Zuvor begrüßte bereits Löschzugführer Andy Brockmann die zahlreichen Gäste. Große Reden wolle er nicht schwingen, vielmehr solle „heute richtig gefeiert werden.“ Auch er erinnerte an den Großbrand von 1904, eine Chronik mit den wichtigsten Ereignissen hing im Foyer.

Wehrführer Wieland Fortmeyer gratulierte zu einem „stolzen Jubiläum.“ Die Feuerwehr habe immer mit „vielen Veränderungen“ umgehen müssen. In all diesen Jahren seien auch viele „unangenehme Bilder in die Köpfe der Helfer“ gedrungen, vor allem die „sehr gute interkommunale Zusammenarbeit“ sei der Schlüssel zum Erfolg. Frei nach dem Motto: „Unsere Freizeit für ihre Sicherheit.“ Besonders stolz war er auf die Gründung der Kinderfeuerwehr.

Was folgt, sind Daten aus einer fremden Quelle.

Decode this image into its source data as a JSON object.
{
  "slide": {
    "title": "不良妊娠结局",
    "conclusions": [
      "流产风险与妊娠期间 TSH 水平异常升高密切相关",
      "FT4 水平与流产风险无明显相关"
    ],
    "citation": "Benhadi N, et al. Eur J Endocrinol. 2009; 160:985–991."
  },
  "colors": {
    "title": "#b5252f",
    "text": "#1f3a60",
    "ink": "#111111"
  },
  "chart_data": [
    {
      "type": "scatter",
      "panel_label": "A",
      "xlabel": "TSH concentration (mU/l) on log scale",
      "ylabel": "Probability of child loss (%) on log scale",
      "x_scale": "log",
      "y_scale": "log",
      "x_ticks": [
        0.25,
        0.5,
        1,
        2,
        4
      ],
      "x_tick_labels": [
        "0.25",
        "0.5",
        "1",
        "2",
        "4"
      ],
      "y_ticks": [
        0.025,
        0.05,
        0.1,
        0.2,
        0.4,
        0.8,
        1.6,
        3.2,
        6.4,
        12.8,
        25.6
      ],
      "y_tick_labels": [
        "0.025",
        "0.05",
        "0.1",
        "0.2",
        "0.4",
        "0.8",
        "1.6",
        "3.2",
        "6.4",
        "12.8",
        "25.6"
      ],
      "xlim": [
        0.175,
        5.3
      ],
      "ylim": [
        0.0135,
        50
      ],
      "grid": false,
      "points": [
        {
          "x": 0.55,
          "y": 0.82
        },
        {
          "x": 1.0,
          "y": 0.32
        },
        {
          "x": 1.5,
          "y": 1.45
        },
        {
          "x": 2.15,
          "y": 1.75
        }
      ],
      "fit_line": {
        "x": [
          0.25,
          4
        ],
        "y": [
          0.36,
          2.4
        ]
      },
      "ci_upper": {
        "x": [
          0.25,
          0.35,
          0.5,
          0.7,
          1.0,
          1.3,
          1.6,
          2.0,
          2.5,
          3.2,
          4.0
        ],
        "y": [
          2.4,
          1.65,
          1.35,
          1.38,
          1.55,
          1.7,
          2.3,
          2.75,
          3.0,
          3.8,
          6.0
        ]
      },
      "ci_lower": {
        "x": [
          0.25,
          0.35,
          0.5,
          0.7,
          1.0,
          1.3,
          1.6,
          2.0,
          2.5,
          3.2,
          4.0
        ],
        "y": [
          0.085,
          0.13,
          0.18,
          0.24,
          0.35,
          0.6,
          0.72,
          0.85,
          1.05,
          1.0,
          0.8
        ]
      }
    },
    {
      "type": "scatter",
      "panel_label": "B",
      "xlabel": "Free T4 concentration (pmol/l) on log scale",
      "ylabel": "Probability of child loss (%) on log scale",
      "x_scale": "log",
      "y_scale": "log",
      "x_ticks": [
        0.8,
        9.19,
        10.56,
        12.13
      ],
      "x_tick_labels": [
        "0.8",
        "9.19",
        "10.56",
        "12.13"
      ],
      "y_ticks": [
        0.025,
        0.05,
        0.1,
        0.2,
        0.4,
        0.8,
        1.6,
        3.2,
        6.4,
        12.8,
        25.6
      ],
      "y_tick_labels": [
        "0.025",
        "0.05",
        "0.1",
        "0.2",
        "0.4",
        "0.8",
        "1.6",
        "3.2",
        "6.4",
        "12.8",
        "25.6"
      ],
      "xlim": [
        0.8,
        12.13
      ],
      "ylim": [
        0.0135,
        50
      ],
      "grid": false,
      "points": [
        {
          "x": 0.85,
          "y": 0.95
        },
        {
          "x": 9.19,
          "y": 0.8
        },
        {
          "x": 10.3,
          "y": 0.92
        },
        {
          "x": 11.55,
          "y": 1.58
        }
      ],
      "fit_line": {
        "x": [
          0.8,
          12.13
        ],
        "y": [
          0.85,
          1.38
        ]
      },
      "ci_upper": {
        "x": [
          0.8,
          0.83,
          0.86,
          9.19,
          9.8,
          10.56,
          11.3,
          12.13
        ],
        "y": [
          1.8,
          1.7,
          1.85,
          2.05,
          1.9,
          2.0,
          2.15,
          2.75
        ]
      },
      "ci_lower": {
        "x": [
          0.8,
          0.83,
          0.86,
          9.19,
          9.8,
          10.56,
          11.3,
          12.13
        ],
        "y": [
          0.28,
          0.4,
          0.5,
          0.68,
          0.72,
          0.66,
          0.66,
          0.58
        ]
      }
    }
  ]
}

Diese war vor drei Jahren aufgebaut worden, zurzeit zählt sie – wie die Jugendfeuerwehr – 22 Mitglieder. „Die Jugend ist unsere Zukunft und für diese wird hier in Tecklenburg sehr viel gemacht“, lobte auch Manfred Kleine-Nieße vom Kreisfeuerwehrverband. Damit die Jugend weiter gefördert werden kann, stehen nun 500 Euro bereit. Detlef Dowidat von der Alten Pankgrafenvereinigung von 1381 zu Berlin by Wedding von der Panke überreichte seitens des Vereins die großzügige Spende.

Kreisbrandmeister Raphael-Ralph Meier richtete Grüße von Landrat Dr. Klaus Effing aus und lobte: „Wir konnten in den letzten 100 Jahren alle Gefahren abwehren.“ 2019 seien vor allem Verkehrsunfälle – von denen einige tödlich endeten – und der Brand im Schwimmbad der Regenbogen-Ferienanlage große Herausforderungen gewesen.

Ein großes Lob erreichte die Anwesenden auch von Bürgermeister Stefan Streit: „Bei uns wird die Zusammenarbeit groß geschrieben. Wir in der Politik sind dafür zuständig, dass der technische Stand der Feuerwehr immer auf höchstem Niveau sein sollte. Daher freue ich mich, dass heute auch einige Ratsmitglieder gekommen sind.“

Am Rand des Geschehens, erzählte Richard Brockmann von der Tecklenburger Wehr, dass eine Frau Upmann aus Lengerich das alte Alarmhorn von damals an die Wehr überreicht habe. Auslöser war die Berichterstattung dieser Zeitung im Vorfeld des Jubiläums.

Im inoffiziellen Teil konnte dann so richtig gefeiert werden. DJ Neumann sorgte für allseits gute Stimmung, die gespendeten 100 Liter Bier setzten dem die Krone auf.